Ekonomik krizin derinleştiği, toplumun geniş kesiminin açlık ve yoksulluğunun arttığı, savaş politikalarının daha geniş boyutlar kazandığı bir dönemde işçi ve emekçilerin omuzlarındaki yük her geçen gün artıyor. Sefalet ücreti ile yaşamaya mahkum edilen milyonların sırtından bir avuç asalak zenginliğini artırıyor. AKP iktidarı başta yandaş sermaye çevreleri olmak üzere yerli ve yabancı sermaye gruplarının çıkarlarını gözeten uygulamaları bir bir hayata geçiriyor. Fatura ise işçi ve emekçilere kesiliyor. Yap-işlet modeliyle yapılan hastaneler, köprüler vb. yükü toplumun geniş kesimlerine yüklendi. Göz boyayıcı reklamlarla yapılan projelere hasta garantisi, geçecek araç garantisi verildi. Geçmeyen araçların, gidilmeyen hastanelerin vb. mali yükü işçi ve emekçilere yeni vergiler, zamlar vb. biçiminde fatura edildi. Tam bir soygun anlamına gelen bu projelerden çok daha büyük ve kapsamlı olan Kanal İstanbul emekçilerin sırtındaki yükü arttıracaktır. Çünkü kanalın bütün maliyeti emekçilerin sırtına yıkılacaktır. Bu fatura emekçilerin her geçen gün derinleşen ekonomik yıkımını daha da derinleştirecektir. Bunun bir sonucu olarak sosyal sorunlar artacak, mücadeleyle kazanılmış tüm haklar vb. bir bir yok edilerek sermayenin daha fazla kâr elde etmesi sağlanacaktır. İşçiler, emekçiler ve toplumun üreten kesimleri ekonomik sosyal yıkımlar altında debelenirken sermaye çevreleri kuralsız sömürü olanaklarını artıracaklardır.
Yaşanılabilir bir kent, insanca bir yaşam için ranta, talana hayır!

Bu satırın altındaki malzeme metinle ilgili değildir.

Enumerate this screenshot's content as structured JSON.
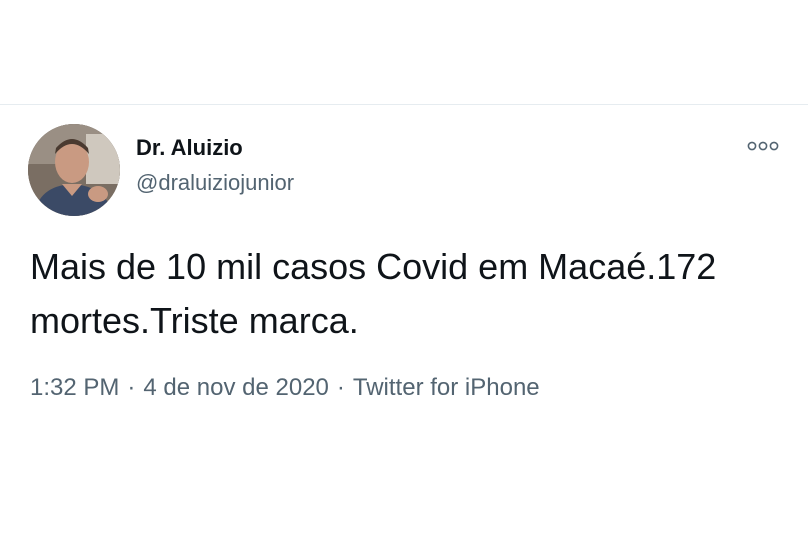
{
  "tweet": {
    "author": {
      "display_name": "Dr. Aluizio",
      "handle": "@draluiziojunior"
    },
    "text": "Mais de 10 mil casos Covid em Macaé.172 mortes.Triste marca.",
    "time": "1:32 PM",
    "date": "4 de nov de 2020",
    "source": "Twitter for iPhone",
    "separator": "·",
    "more_icon": "more-options-icon"
  },
  "colors": {
    "text_primary": "#0f1419",
    "text_secondary": "#536471",
    "divider": "#e6ecf0"
  }
}
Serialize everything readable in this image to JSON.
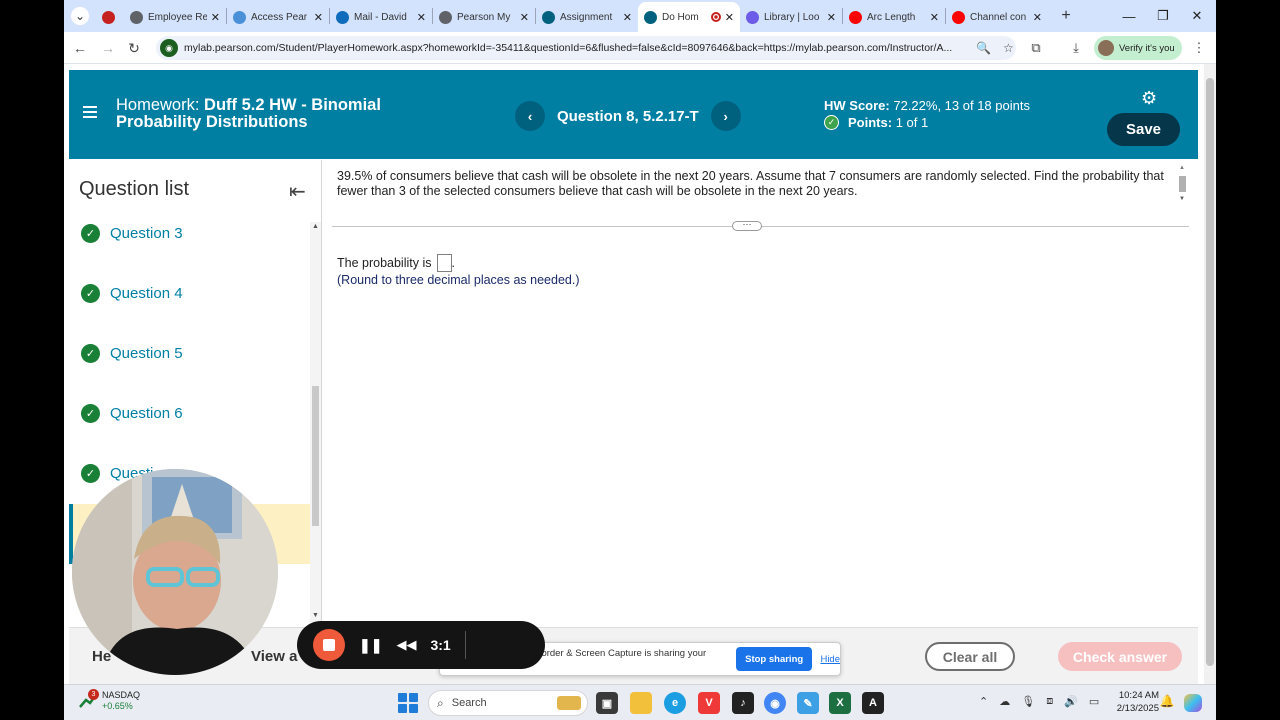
{
  "browser": {
    "tabs": [
      {
        "label": "",
        "icon": "record-icon",
        "color": "#c5221f"
      },
      {
        "label": "Employee Re",
        "icon": "globe-icon",
        "color": "#5f6368"
      },
      {
        "label": "Access Pear",
        "icon": "map-icon",
        "color": "#4a90d9"
      },
      {
        "label": "Mail - David",
        "icon": "outlook-icon",
        "color": "#0f6cbd"
      },
      {
        "label": "Pearson My",
        "icon": "globe-icon",
        "color": "#5f6368"
      },
      {
        "label": "Assignment",
        "icon": "pearson-icon",
        "color": "#00617f"
      },
      {
        "label": "Do Hom",
        "icon": "pearson-icon",
        "color": "#00617f"
      },
      {
        "label": "Library | Loo",
        "icon": "gear-icon",
        "color": "#6c5ce7"
      },
      {
        "label": "Arc Length",
        "icon": "youtube-icon",
        "color": "#ff0000"
      },
      {
        "label": "Channel con",
        "icon": "youtube-icon",
        "color": "#ff0000"
      }
    ],
    "url": "mylab.pearson.com/Student/PlayerHomework.aspx?homeworkId=-35411&questionId=6&flushed=false&cId=8097646&back=https://mylab.pearson.com/Instructor/A...",
    "verify_label": "Verify it's you"
  },
  "header": {
    "title_prefix": "Homework: ",
    "title_name": "Duff 5.2 HW - Binomial Probability Distributions",
    "question_label": "Question 8, 5.2.17-T",
    "score_label": "HW Score:",
    "score_value": "72.22%, 13 of 18 points",
    "points_label": "Points:",
    "points_value": "1 of 1",
    "save_label": "Save"
  },
  "sidebar": {
    "title": "Question list",
    "items": [
      {
        "label": "Question 3"
      },
      {
        "label": "Question 4"
      },
      {
        "label": "Question 5"
      },
      {
        "label": "Question 6"
      },
      {
        "label": "Questi"
      }
    ]
  },
  "question": {
    "text": "39.5% of consumers believe that cash will be obsolete in the next 20 years. Assume that 7 consumers are randomly selected. Find the probability that fewer than 3 of the selected consumers believe that cash will be obsolete in the next 20 years.",
    "answer_prefix": "The probability is",
    "answer_value": "",
    "answer_suffix": ".",
    "round_note": "(Round to three decimal places as needed.)"
  },
  "footer": {
    "help_label": "He",
    "view_label": "View a",
    "clear_label": "Clear all",
    "check_label": "Check answer"
  },
  "loom": {
    "message": "Loom – Screen Recorder & Screen Capture is sharing your screen.",
    "stop_label": "Stop sharing",
    "hide_label": "Hide",
    "timer": "3:1"
  },
  "taskbar": {
    "stock_name": "NASDAQ",
    "stock_change": "+0.65%",
    "badge_count": "3",
    "search_placeholder": "Search",
    "time": "10:24 AM",
    "date": "2/13/2025"
  }
}
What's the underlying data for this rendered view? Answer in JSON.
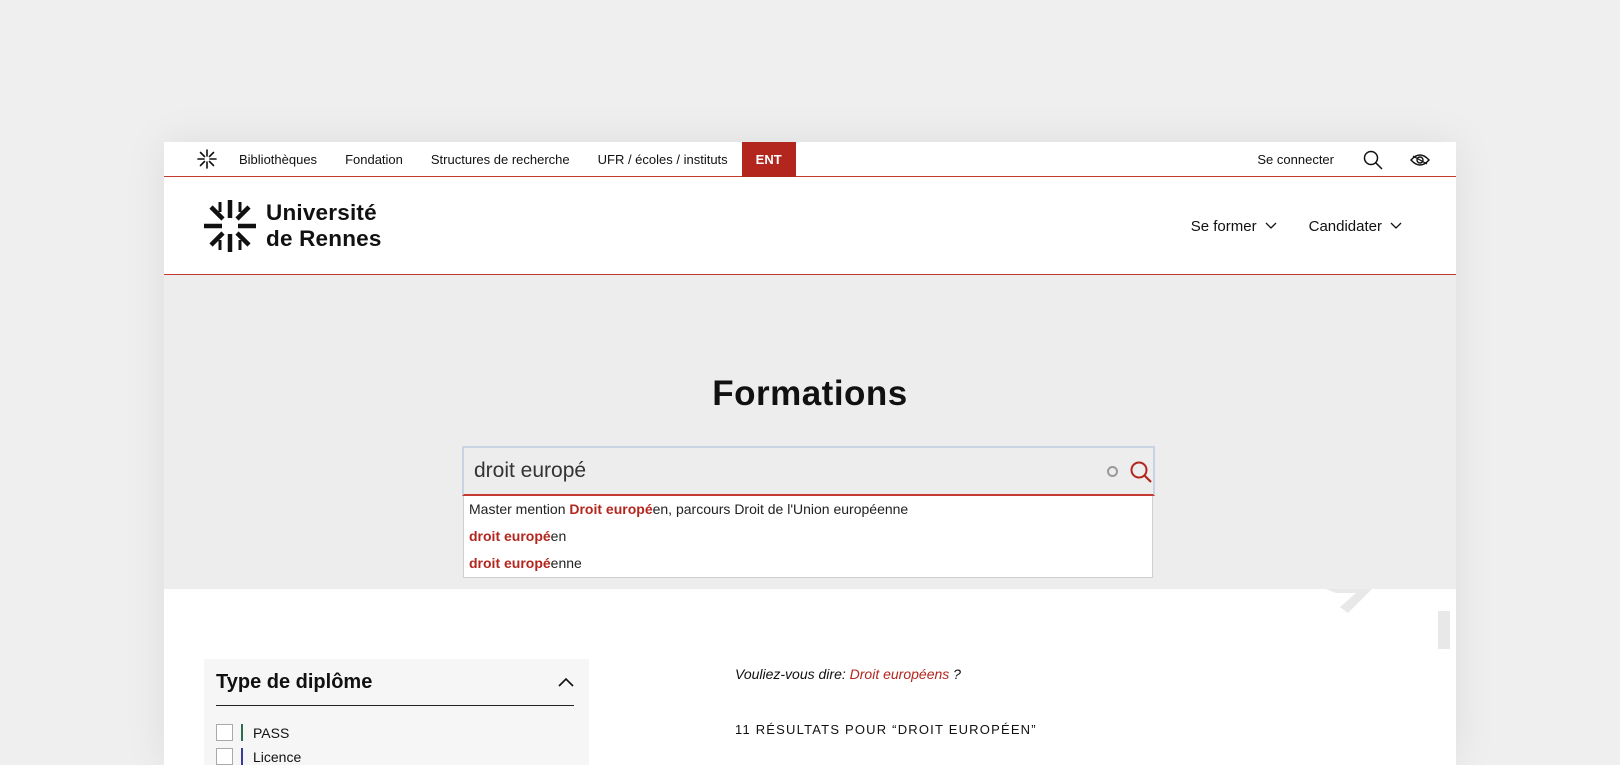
{
  "topbar": {
    "links": [
      "Bibliothèques",
      "Fondation",
      "Structures de recherche",
      "UFR / écoles / instituts"
    ],
    "ent_label": "ENT",
    "connect_label": "Se connecter"
  },
  "header": {
    "logo_line1": "Université",
    "logo_line2": "de Rennes",
    "nav": [
      "Se former",
      "Candidater"
    ]
  },
  "hero": {
    "title": "Formations",
    "search_value": "droit europé"
  },
  "suggestions": [
    {
      "prefix": "Master mention ",
      "match": "Droit europé",
      "suffix": "en, parcours Droit de l'Union européenne"
    },
    {
      "prefix": "",
      "match": "droit europé",
      "suffix": "en"
    },
    {
      "prefix": "",
      "match": "droit europé",
      "suffix": "enne"
    }
  ],
  "filter": {
    "title": "Type de diplôme",
    "options": [
      "PASS",
      "Licence"
    ],
    "option_colors": [
      "#2e6b4f",
      "#3a3a9a"
    ]
  },
  "results": {
    "did_you_mean_label": "Vouliez-vous dire:",
    "did_you_mean_value": "Droit européens",
    "did_you_mean_end": " ?",
    "count_text": "11 RÉSULTATS POUR “DROIT EUROPÉEN”"
  },
  "colors": {
    "accent": "#b3261e",
    "background": "#ededed"
  }
}
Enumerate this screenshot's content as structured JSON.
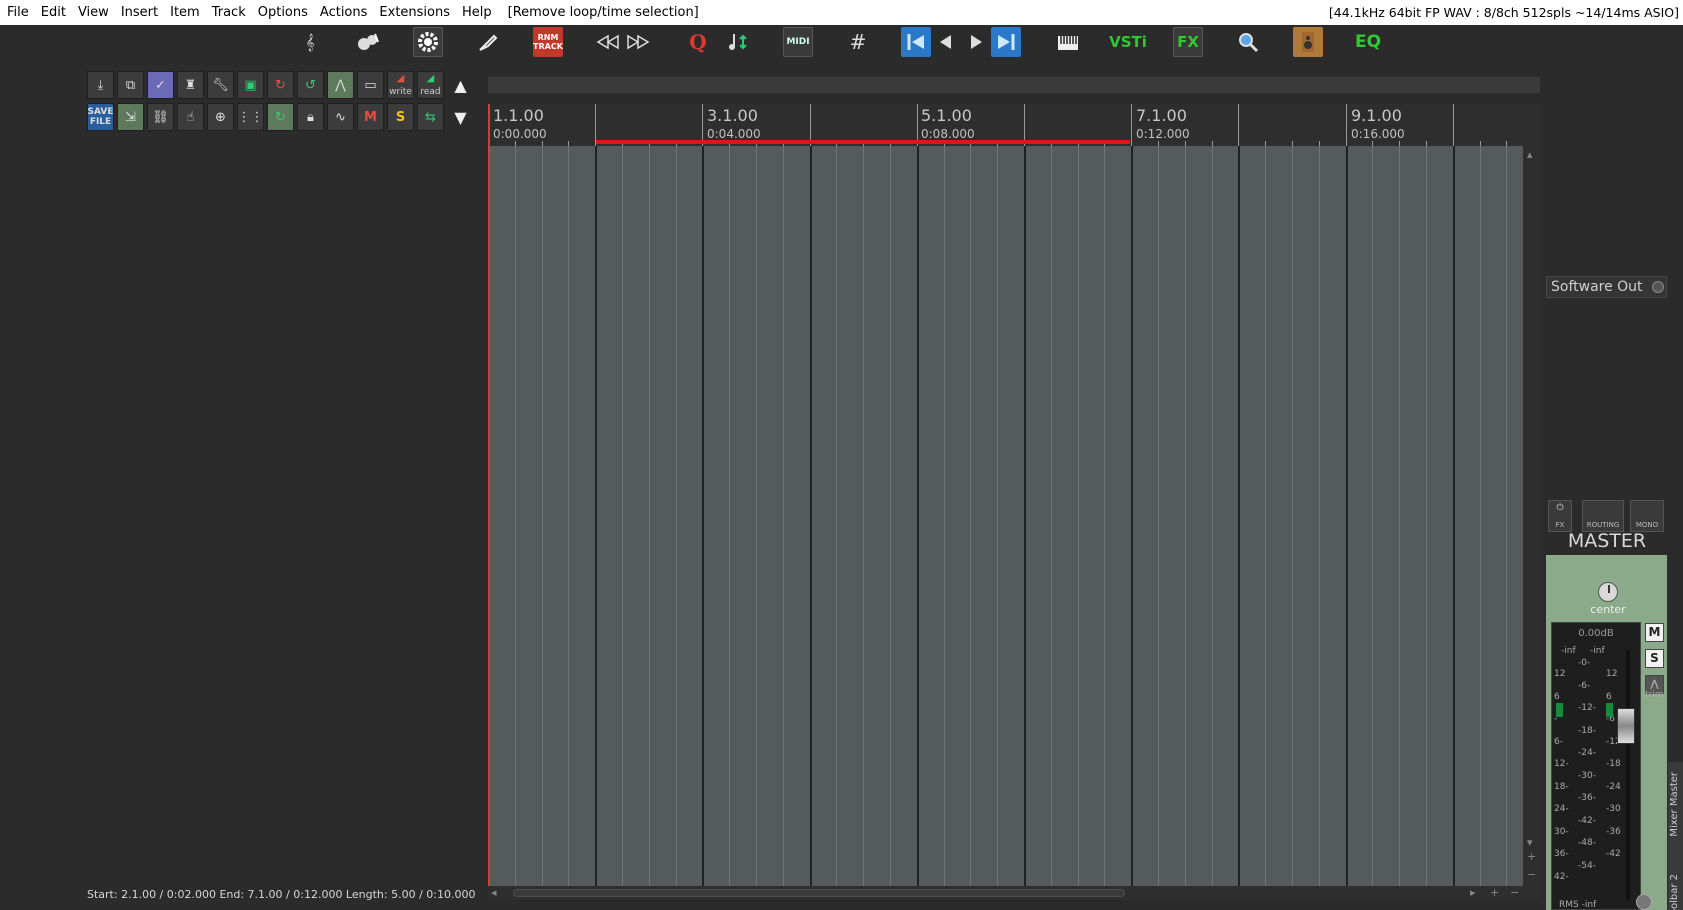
{
  "menubar": {
    "items": [
      "File",
      "Edit",
      "View",
      "Insert",
      "Item",
      "Track",
      "Options",
      "Actions",
      "Extensions",
      "Help"
    ],
    "action_hint": "[Remove loop/time selection]",
    "audio_status": "[44.1kHz 64bit FP WAV : 8/8ch 512spls ~14/14ms ASIO]"
  },
  "main_toolbar": {
    "rnm_label": "RNM TRACK",
    "quantize_label": "Q",
    "midi_label": "MIDI",
    "vsti_label": "VSTi",
    "fx_label": "FX",
    "eq_label": "EQ"
  },
  "arrange_toolbar": {
    "save_file_label": "SAVE FILE",
    "write_label": "write",
    "read_label": "read",
    "mute_label": "M",
    "solo_label": "S"
  },
  "ruler": {
    "markers": [
      {
        "bar": "1.1.00",
        "time": "0:00.000"
      },
      {
        "bar": "3.1.00",
        "time": "0:04.000"
      },
      {
        "bar": "5.1.00",
        "time": "0:08.000"
      },
      {
        "bar": "7.1.00",
        "time": "0:12.000"
      },
      {
        "bar": "9.1.00",
        "time": "0:16.000"
      }
    ]
  },
  "status_line": "Start: 2.1.00 / 0:02.000 End: 7.1.00 / 0:12.000 Length: 5.00 / 0:10.000",
  "master": {
    "output": "Software Out",
    "fx_label": "FX",
    "routing_label": "ROUTING",
    "mono_label": "MONO",
    "title": "MASTER",
    "pan_label": "center",
    "volume_readout": "0.00dB",
    "peak_left": "-inf",
    "peak_right": "-inf",
    "mute_label": "M",
    "solo_label": "S",
    "trim_label": "trim",
    "rms_label": "RMS",
    "rms_value": "-inf",
    "scale_left": [
      "12",
      "6",
      "-",
      "6-",
      "12-",
      "18-",
      "24-",
      "30-",
      "36-",
      "42-"
    ],
    "scale_mid": [
      "-0-",
      "-6-",
      "-12-",
      "-18-",
      "-24-",
      "-30-",
      "-36-",
      "-42-",
      "-48-",
      "-54-"
    ],
    "scale_right": [
      "12",
      "6",
      "-6",
      "-12",
      "-18",
      "-24",
      "-30",
      "-36",
      "-42"
    ]
  },
  "docker": {
    "tab_label": "Mixer Master",
    "toolbar_label": "oolbar 2"
  },
  "colors": {
    "selection": "#e01515",
    "master_strip": "#8aaa8a",
    "grid_bg": "#555a5a"
  }
}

Kapitalistler sefil çıkarları için insanlığı ve canlı hayatını yıkıma sürüklüyor. Kanal İstanbul projesi de bu sefil çıkarların bir parçasıdır. Yaşanılabilir bir kent ve insanca yaşam ancak kapitalist sömürü ve yıkıma karşı mücadele ile elde edilebilir. Bunun için işçi ve emekçiler iktidarın, sermayenin rant ve talan hırsı doğrultusunda hayata geçirmek istediği Kanal İstanbul’un karşısında olmalıdır. Çevrenin talan edilmesine, canlı türlerinin yok edilmesine, ekonomik, sosyal, kültürel yıkıma karşı olmalı, engellemek için fiili meşru mücadele anlayışıyla hareket etmelidir. Yaşanılabilir bir kent ve insanca yaşam ancak bu hakkı elimizden alan sermaye ve onun demir yumruğu AKP iktidarına karşı vereceğimiz fiili-meşru mücadele ile elde edilebilir.
Üretenler sözünü söylemeli, geleceğine sahip çıkmalı!
Tüm zenginliklerin yaratıcısı işçi ve emekçiler bu zenginliklere el koyan sermaye sınıfına ve hizmetindeki iktidara karşı emeğini, geleceğini, kentini sahiplenmelidir. Çünkü bu rant ve talan projeleri herkesten çok emekçileri yıkıma uğratmaktadır. Ekonomik, sosyal, kültürel, çevresel vb. yıkımlardan en fazla zarar görenler her zaman işçi ve emekçiler olmuştur. İşçi ve emekçileri fabrikalarda, üretim alanlarında sömürenler onların yaşam alanlarını da yok etmekten geri durmuyorlar. Sermaye sahipleri sırtımızdan elde ettikleri zenginliklerle kendilerine dünyanın farklı yerlerinde yeni yaşam alanları kuruyorlar. Bizlere ise havası, suyu, doğası, kültürel ve sosyal alanları talan edilmiş, sağlıksız yaşam alanlarını reva görüyorlar. Bizleri sömürenlerin ve yıkıma uğratanların karşına örgütlü bir güç olarak çıkmalı, “Dur” demeliyiz. Emeğimiz, geleceğimiz ve kentimiz için bunu yapmalıyız.
Kanal İstanbul’la dayatılan çok yönlü yıkıma karşı fabrikalarda, mahallelerde ve tüm alanlarda mücadeleyi büyütmek için adımlar atmalıyız. Bir araya gelebileceğimiz sınıf kardeşlerimizle komiteler, birlikler, meclisler vb. kurmalıyız. Kentin ve tüm zenginliklerin gerçek sahibi olan işçi ve emekçiler olarak bizleri her geçen gün daha büyük yıkımlara sürükleyen sermayeye ve uzantılarına karşı mücadeleyi büyütmeliyiz. Rant-talan kanalına da, sömürüye de hayır demeliyiz!